O Dia dos Prodígios
No dia em que escrevo, (24-09) vai a enterrar o poeta António Ramos Rosa. Que escassamente conhecia, confesso a minha culpa. E eis que esta galáxia que é o facebook – para o bem e para o mal - me trouxe em catadupas textos e textos lindíssimos desse homem quase silencioso, dizem que um pouco rabugento, mas atento aos outros, que, como conta António Mexia no Público de 24 -9-2013, recebendo-o em sua casa há muitos anos e querendo mostrar-lhe um filme de Hitchcock numa velha TV que funcionava mal, passou o serão em pé, com a mão a servir de antena humana sobre o aparelho, para que o convidado pudesse usufruir de boa imagem… Primeiro prodígio do meu dia - humanidade e simplicidade num tempo mártir do alheamento, da solidão, da agressividade, da frustração.

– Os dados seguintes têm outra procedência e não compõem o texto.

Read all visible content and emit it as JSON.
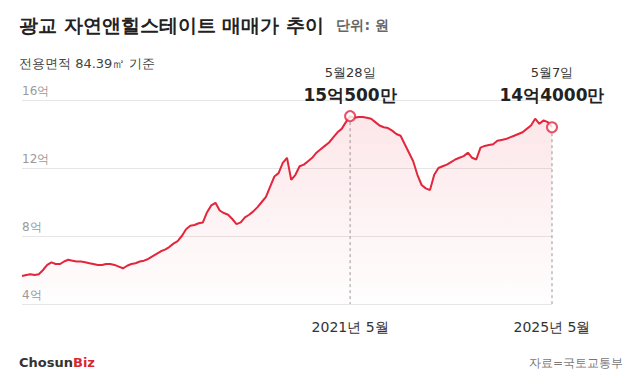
{
  "chart_data": {
    "type": "line",
    "title": "광교 자연앤힐스테이트 매매가 추이",
    "unit": "단위: 원",
    "subtitle": "전용면적 84.39㎡ 기준",
    "source": "자료=국토교통부",
    "logo": {
      "text": "Chosun",
      "accent": "Biz"
    },
    "color": "#e3263c",
    "grid": true,
    "categories": [
      null,
      null,
      null,
      null,
      null,
      null,
      null,
      null,
      null,
      null,
      null,
      null,
      null,
      null,
      null,
      null,
      null,
      null,
      null,
      null,
      null,
      null,
      null,
      null,
      null,
      null,
      null,
      null,
      null,
      null,
      null,
      null,
      null,
      null,
      null,
      null,
      null,
      null,
      null,
      null,
      null,
      null,
      null,
      null,
      null,
      null,
      null,
      null,
      null,
      null,
      null,
      null,
      null,
      null,
      null,
      null,
      null,
      null,
      null,
      null,
      null,
      null,
      null,
      null,
      null,
      null,
      null,
      null,
      null,
      null,
      null,
      null,
      null,
      null,
      null,
      null,
      null,
      null,
      "2021년 5월",
      null,
      null,
      null,
      null,
      null,
      null,
      null,
      null,
      null,
      null,
      null,
      null,
      null,
      null,
      null,
      null,
      null,
      null,
      null,
      null,
      null,
      null,
      null,
      null,
      null,
      null,
      null,
      null,
      null,
      null,
      null,
      null,
      null,
      null,
      null,
      null,
      null,
      null,
      null,
      null,
      null,
      null,
      null,
      null,
      null,
      null,
      null,
      "2025년 5월"
    ],
    "values": [
      5.65,
      5.7,
      5.75,
      5.7,
      5.75,
      6.0,
      6.3,
      6.45,
      6.35,
      6.35,
      6.5,
      6.6,
      6.55,
      6.5,
      6.5,
      6.45,
      6.4,
      6.35,
      6.3,
      6.3,
      6.35,
      6.35,
      6.3,
      6.2,
      6.1,
      6.25,
      6.35,
      6.4,
      6.5,
      6.55,
      6.65,
      6.8,
      6.95,
      7.1,
      7.2,
      7.35,
      7.55,
      7.7,
      8.0,
      8.4,
      8.6,
      8.65,
      8.75,
      8.8,
      9.4,
      9.8,
      9.95,
      9.5,
      9.35,
      9.25,
      9.0,
      8.7,
      8.8,
      9.1,
      9.25,
      9.45,
      9.7,
      10.0,
      10.3,
      10.9,
      11.5,
      11.7,
      12.3,
      12.6,
      11.3,
      11.6,
      12.1,
      12.2,
      12.4,
      12.6,
      12.9,
      13.1,
      13.3,
      13.5,
      13.8,
      14.1,
      14.3,
      14.7,
      15.05,
      14.95,
      15.0,
      15.0,
      14.95,
      14.9,
      14.7,
      14.5,
      14.4,
      14.35,
      14.2,
      14.0,
      13.9,
      13.4,
      12.9,
      12.4,
      11.6,
      11.0,
      10.8,
      10.7,
      11.6,
      12.0,
      12.1,
      12.2,
      12.35,
      12.5,
      12.6,
      12.7,
      12.9,
      12.6,
      12.5,
      13.2,
      13.3,
      13.35,
      13.4,
      13.6,
      13.65,
      13.7,
      13.8,
      13.9,
      14.0,
      14.1,
      14.3,
      14.5,
      14.9,
      14.6,
      14.8,
      14.7,
      14.4
    ],
    "ylim": [
      4,
      16
    ],
    "yticks": [
      {
        "value": 4,
        "label": "4억"
      },
      {
        "value": 8,
        "label": "8억"
      },
      {
        "value": 12,
        "label": "12억"
      },
      {
        "value": 16,
        "label": "16억"
      }
    ],
    "annotations": [
      {
        "category": "2021년 5월",
        "date": "5월28일",
        "text": "15억500만",
        "value": 15.05,
        "marker": "circle"
      },
      {
        "category": "2025년 5월",
        "date": "5월7일",
        "text": "14억4000만",
        "value": 14.4,
        "marker": "circle"
      }
    ]
  }
}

Frustração intemporal que de repente nos atinge no tempo de hoje nas palavras tristes de Ramos Rosa no Poema de um Funcionário Cansado, feitas nossas neste Setembro carregado:
(…)
Sou um funcionário cansado dum dia exemplar
Por que não me sinto orgulhoso de ter cumprido o meu dever?
Por que me sinto irremediavelmente perdido no meu cansaço
Soletro velhas palavras generosas
Flor rapariga amigo menino
irmão beijo namorada
mãe estrela música
São as palavras cruzadas do meu sonho
palavras soterradas na prisão da minha vida
isto todas as noites do mundo numa só noite
comprida num quarto só.
O poeta morreu. O poeta não morreu. Segundo prodígio: hoje só me apetece ler poesia , aquele fio oculto, misterioso porque fundo, que liga vozes e sentidos para além das individualidades irrepetíveis de cada voz e de cada vida. Da amargura triste do funcionário cansado que hoje também eu me sinto, esbarro, à esquina de uma leitura ocasional, na força quase épica das palavras de Sophia:
Esta gente cujo rosto
Às vezes luminoso
E outras vezes tosco
Ora me lembra escravos
Ora me lembra reis
Faz renascer meu gosto
De luta e de combate
Contra o abutre e a cobra
O porco e o milhafre
E em frente desta gente
Ignorada e pisada
Como a pedra do chão
E mais do que a pedra
Humilhada e calcada
Meu canto se renova
E recomeço a busca
De um país liberto
De uma vida limpa
E de um tempo justo
Sophia de Mello Breyner - Geografia
Terceiro prodígio. O canto e o descanto. A tristeza e a vontade. Os ciclos que não se fecham mas renascem.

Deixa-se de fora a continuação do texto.